The whole corner looks so very organized now, but let me just say that its a very good thing that we can close the door on that little room and lock everything inside. At any given time, the coffee table in the adjoining room can be (and usually is) covered in stray yarn, extra needles, stitch markers, scissors, patterns, projects, stitch dictionaries, the (almost) permanently attached yarn ball winder, and who knows what else. Nevermind the non-yarny things that collect there also, like magazines, mail that doesn't get filed properly, books, tv controllers (I swear that they multiply when you're not looking too!), and whatever else we happen to be using that week. Mostly I can keep it controlled by way of a weekly tidy... but then every so often it kind of just takes over and requires several hours to straighten up again.

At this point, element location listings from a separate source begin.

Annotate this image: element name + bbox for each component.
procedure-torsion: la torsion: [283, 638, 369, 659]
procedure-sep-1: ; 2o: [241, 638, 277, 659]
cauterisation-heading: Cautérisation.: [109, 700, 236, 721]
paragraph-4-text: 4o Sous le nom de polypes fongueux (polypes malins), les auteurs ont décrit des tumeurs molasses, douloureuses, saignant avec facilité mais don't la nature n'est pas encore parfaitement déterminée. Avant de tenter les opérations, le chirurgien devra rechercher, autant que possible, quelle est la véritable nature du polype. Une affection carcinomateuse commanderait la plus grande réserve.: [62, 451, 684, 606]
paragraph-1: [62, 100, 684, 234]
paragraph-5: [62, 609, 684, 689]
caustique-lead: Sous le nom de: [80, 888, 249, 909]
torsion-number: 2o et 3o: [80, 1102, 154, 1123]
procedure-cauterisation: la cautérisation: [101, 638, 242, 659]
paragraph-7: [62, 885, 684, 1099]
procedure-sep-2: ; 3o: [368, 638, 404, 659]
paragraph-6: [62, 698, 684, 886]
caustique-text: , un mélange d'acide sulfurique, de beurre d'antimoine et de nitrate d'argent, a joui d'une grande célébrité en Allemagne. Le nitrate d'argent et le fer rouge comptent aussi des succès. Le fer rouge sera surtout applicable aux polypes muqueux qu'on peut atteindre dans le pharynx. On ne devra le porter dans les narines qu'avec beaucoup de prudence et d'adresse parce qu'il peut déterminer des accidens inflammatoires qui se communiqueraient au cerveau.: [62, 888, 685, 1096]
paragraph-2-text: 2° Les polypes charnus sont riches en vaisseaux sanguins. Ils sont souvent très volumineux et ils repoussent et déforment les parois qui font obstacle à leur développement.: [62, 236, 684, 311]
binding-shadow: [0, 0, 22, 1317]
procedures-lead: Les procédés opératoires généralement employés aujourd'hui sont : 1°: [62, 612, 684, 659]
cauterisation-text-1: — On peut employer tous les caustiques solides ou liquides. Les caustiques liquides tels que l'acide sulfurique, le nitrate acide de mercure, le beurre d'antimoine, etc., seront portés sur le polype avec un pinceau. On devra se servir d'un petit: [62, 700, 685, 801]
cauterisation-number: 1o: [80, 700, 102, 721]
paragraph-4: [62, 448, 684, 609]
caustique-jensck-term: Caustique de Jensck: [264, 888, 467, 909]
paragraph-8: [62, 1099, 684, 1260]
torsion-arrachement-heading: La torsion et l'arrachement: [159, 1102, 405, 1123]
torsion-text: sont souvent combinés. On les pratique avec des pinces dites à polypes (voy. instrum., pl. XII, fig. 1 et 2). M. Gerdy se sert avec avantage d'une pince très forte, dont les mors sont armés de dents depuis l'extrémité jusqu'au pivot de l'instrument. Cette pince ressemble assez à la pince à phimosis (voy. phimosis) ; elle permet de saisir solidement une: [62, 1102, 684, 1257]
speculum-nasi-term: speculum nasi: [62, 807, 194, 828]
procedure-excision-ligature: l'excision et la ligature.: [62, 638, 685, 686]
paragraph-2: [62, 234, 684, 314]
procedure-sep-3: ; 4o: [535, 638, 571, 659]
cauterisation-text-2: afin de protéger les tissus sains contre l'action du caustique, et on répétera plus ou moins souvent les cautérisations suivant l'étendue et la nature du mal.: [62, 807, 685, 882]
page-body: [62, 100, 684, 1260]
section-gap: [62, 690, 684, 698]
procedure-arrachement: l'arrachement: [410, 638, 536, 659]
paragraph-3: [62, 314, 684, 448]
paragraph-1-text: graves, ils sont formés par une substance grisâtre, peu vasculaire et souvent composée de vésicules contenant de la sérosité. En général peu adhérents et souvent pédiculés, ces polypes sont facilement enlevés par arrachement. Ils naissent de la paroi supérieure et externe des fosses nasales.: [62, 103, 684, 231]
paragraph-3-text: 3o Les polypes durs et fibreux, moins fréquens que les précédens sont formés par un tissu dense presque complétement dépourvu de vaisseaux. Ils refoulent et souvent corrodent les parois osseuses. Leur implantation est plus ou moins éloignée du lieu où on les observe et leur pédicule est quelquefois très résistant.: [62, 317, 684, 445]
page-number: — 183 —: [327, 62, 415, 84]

Some days I think this is fine.. it makes me feel very crafty to be straightening up my desk and find a few of my swatches or design sketches mixed in among the other papers. Other times, its all just a little too overwhelming. But when I do get it tidy again, it makes me very happy to remember that I'm on a self-enforced yarn diet and stashdown challenge this year - this abundance of yarn is going to get used up this year, whether it likes it or not!. Who knows, after a year of this, maybe I'll actually have space in my yarn bin again! :)
1 comment:
I like that you consider your yarn to be "contained." I think that's probably how I'd describe my stash, too, except there's always some sneaky bits of yarn that escape their containers!
Good luck with using up your yarn. I have a lot of single skeins that I'm trying to figure out what to do with.